Yirmi yazı sonra Konuklarınızın Sesine son vereceğim. Yazdıklarımla Edirne aydınlarına yararlı oldum mu? Sanmıyorum; geri bildirim alamadım; iletişim kuramadım. “Kusur sende çünkü...” diye eleştiren de olmadı.
Edirne'de yedi yıl Edirneli aydınlarla yan yana yaşadım. Dost gibiydik; birlikte bir şeyler yapıyor gibiydik... Hiçbir uzun süreli önerim ortak bulmadı; bazı bazı dinlendim ama değişen bir şey olmadı. Ben uyayım dedim; toplantılara katıldım, söylenenleri alkışladım, sokaklarda sloganlar atarak dolaşmaya bile katıldım. Ne ben benimseyebildim, ne benimsendim. Üç yıldır Edirne'de değilim. Arayan var mı, onu da sanmıyorum...
Bir ara uzun bir eleştiri yazısı, hatta dizisi yazayım diye düşündüm, vazgeçtim. Yararlı olacağına inanmıyorum. Son bir Politik Birşeyler yazayım ve kitap tanıtımlarıyla ayrılayım.
Bilgi de, bilim de yalnızca “Ne? Nasıl? Neden?” sorularının yanıtı değil mi? Birileri, “Burjuva biliminin onda dokuzu boş, onda biri zor anlaşılır. Ama başka bir bilim de yok. Bu nedenle (toplumcu olmaya çalışanlar için) görev onda dokuzu ayıklamak, onda biri anlaşılır kılmak” dememiş mi?
Ülkeyi yönetmeye aday aydınlarımız en bilgili, en çalışkan, en özverili, en toplumcu olanlarımız mı? Partilerimizde “Toplum için daha neler yapabiliriz?” tartışmaları mı yapılıyor, böyle bir yarış mı yaşanıyor? Dışarıda kalan, eleştiren aydınlarımız neden dışarıda, eleştiriyle ne amaçlıyorlar? Daha genel bir soru: Mutlu muyuz? Başarılı mıyız? Birileri “Bizce iyi adam demek iş gören, iş başarabilen adam demektir. İş yapmadan sadece söyleyen veya yazan insana biz iyi adam demeyiz. İş görmeyen bir insanın dürüst, akıllı olduğuna da inanmayız. Böyle insanların bir milleti iyi yola götürdükleri görülmemiştir.” derken bizim eleştirdiklerimizi mi, bizi mi uyarıyor?

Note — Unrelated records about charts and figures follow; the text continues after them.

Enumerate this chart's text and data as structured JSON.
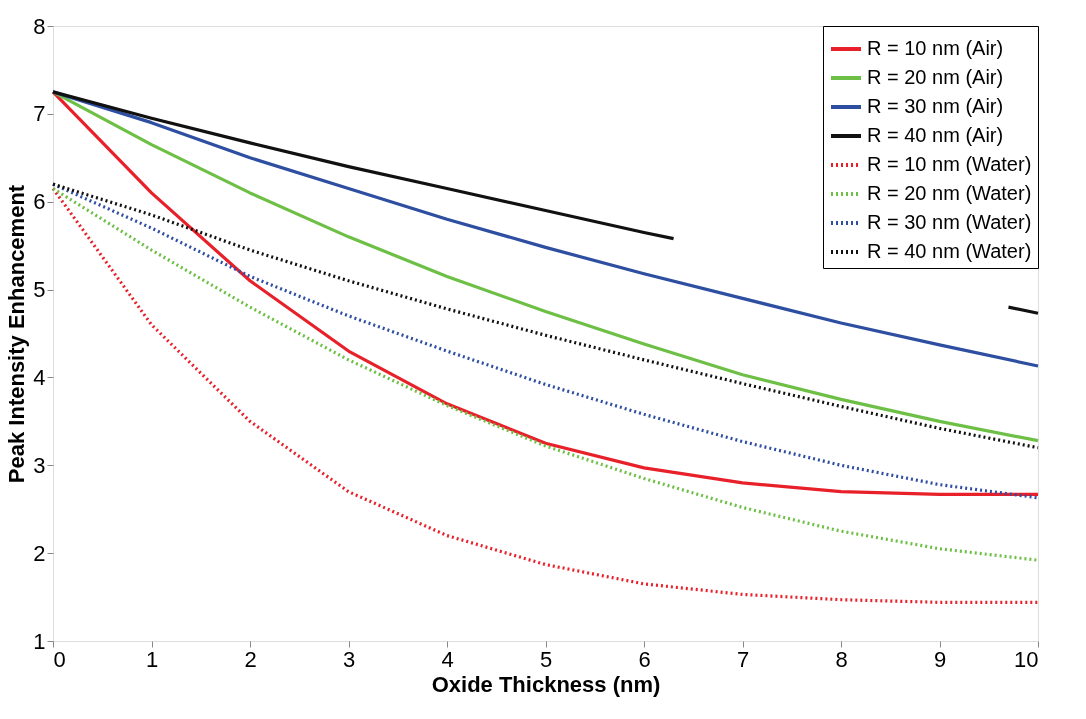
{
  "chart_data": {
    "type": "line",
    "xlabel": "Oxide Thickness (nm)",
    "ylabel": "Peak Intensity Enhancement",
    "x": [
      0,
      1,
      2,
      3,
      4,
      5,
      6,
      7,
      8,
      9,
      10
    ],
    "xlim": [
      0,
      10
    ],
    "xticks": [
      0,
      1,
      2,
      3,
      4,
      5,
      6,
      7,
      8,
      9,
      10
    ],
    "ylim": [
      1,
      8
    ],
    "yticks": [
      1,
      2,
      3,
      4,
      5,
      6,
      7,
      8
    ],
    "grid": false,
    "legend": "top right",
    "series": [
      {
        "name": "R = 10 nm (Air)",
        "color": "#e8202a",
        "line_style": "solid",
        "values": [
          7.25,
          6.1,
          5.1,
          4.3,
          3.7,
          3.25,
          2.97,
          2.8,
          2.7,
          2.67,
          2.67
        ]
      },
      {
        "name": "R = 20 nm (Air)",
        "color": "#6dbf45",
        "line_style": "solid",
        "values": [
          7.25,
          6.65,
          6.1,
          5.6,
          5.15,
          4.75,
          4.38,
          4.03,
          3.75,
          3.5,
          3.28
        ]
      },
      {
        "name": "R = 30 nm (Air)",
        "color": "#2e4ea1",
        "line_style": "solid",
        "values": [
          7.25,
          6.9,
          6.5,
          6.15,
          5.8,
          5.48,
          5.18,
          4.9,
          4.62,
          4.37,
          4.13
        ]
      },
      {
        "name": "R = 40 nm (Air)",
        "color": "#111111",
        "line_style": "solid",
        "x": [
          0,
          1,
          2,
          3,
          4,
          5,
          6,
          6.3,
          8,
          9.7,
          10
        ],
        "values": [
          7.25,
          6.95,
          6.67,
          6.4,
          6.15,
          5.9,
          5.65,
          5.58,
          null,
          4.8,
          4.73
        ]
      },
      {
        "name": "R = 10 nm (Water)",
        "color": "#e8202a",
        "line_style": "dotted",
        "values": [
          6.15,
          4.6,
          3.5,
          2.7,
          2.2,
          1.87,
          1.65,
          1.53,
          1.47,
          1.44,
          1.44
        ]
      },
      {
        "name": "R = 20 nm (Water)",
        "color": "#6dbf45",
        "line_style": "dotted",
        "values": [
          6.15,
          5.45,
          4.8,
          4.2,
          3.68,
          3.22,
          2.85,
          2.52,
          2.25,
          2.05,
          1.92
        ]
      },
      {
        "name": "R = 30 nm (Water)",
        "color": "#2e4ea1",
        "line_style": "dotted",
        "values": [
          6.2,
          5.7,
          5.15,
          4.7,
          4.3,
          3.92,
          3.58,
          3.27,
          3.0,
          2.78,
          2.63
        ]
      },
      {
        "name": "R = 40 nm (Water)",
        "color": "#111111",
        "line_style": "dotted",
        "values": [
          6.2,
          5.85,
          5.45,
          5.1,
          4.78,
          4.48,
          4.2,
          3.93,
          3.67,
          3.42,
          3.2
        ]
      }
    ]
  }
}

Politik ortamda beklenmedik şeyler olmaya mı başladı?
(1) Uzlaşmaması gerekenler mi uzlaşıyor?
(2) Dostluk elleri küçük partilere bile mi uzanıyor?
(3) Yeni bir partinin hızla büyümesi her yandan, her yönden destek mi görüyor?
(4) Korkularımız (1940 ların ikinci yarısında olduğu gibi) umuda, (1960 öncesinde olduğu gibi) coşkuya mı dönüşüyor?
(5) Demokrasi, barış, geçim, eğitim daha mı öne çıkarılıyor?
(6) Bu dönüşün başlangıcı ABD yönetiminin sözcüsü yayın organlarında bizim yönetimimize karşı çıkış mı?
(7) Ülke yönetimimiz değişiyor mu? Neden? Nasıl?
(Fransızca) 'Ekonomi Politik'in Türkçesi Politik Ekonomi mi? Yani ana kavram 'Ekonomi' mi? Kapitalist toplumda ana ekonomik çelişki “değer ve bu arada artı değer üretenler” ve “bu artı değeri toplayanlar” arasında değil mi? Aydınlar (yani araştırarak, yöneterek, öğreterek, denetleyerek, destekleyerek üretime katkıda bulunması gerekenler) yaptıklarıyla mı, söyledikleriyle-yazdıklarıyla mı yanlarını belirlerler?
Toplumsal değişimin koşulları (sıra ile),
(1) (İktidarı ve muhalefetiyle) yönetenler yönetemez hale gelecek.
(2) Dolaysız üretici halk ayağa kalkacak, örneğin seçime katılmayacak (yönetenlerin en korktuğu eylem.)
(3) Bazı aydınlar halkın yanında yer alacak, halkı örgütleyecek. Değil mi?
Toplumsal değişim koşulları oluşmadığı sürece dolaysız üretici halkın yanında olmayı seçen aydınların yapabileceği,
(1) artı değer peşinde koşmamak.
(2) Yaşamı ve yaptıklarıyla halkçı aydın örneği oluşturmak.
(3) (Bireysel düzeyde de) olsa halk için, gençlerimiz için bir şeyler yapmak.
(4) Öğrenmek, özeleştirmek, kendini geliştirmek, tutarlı kalmak... değil mi?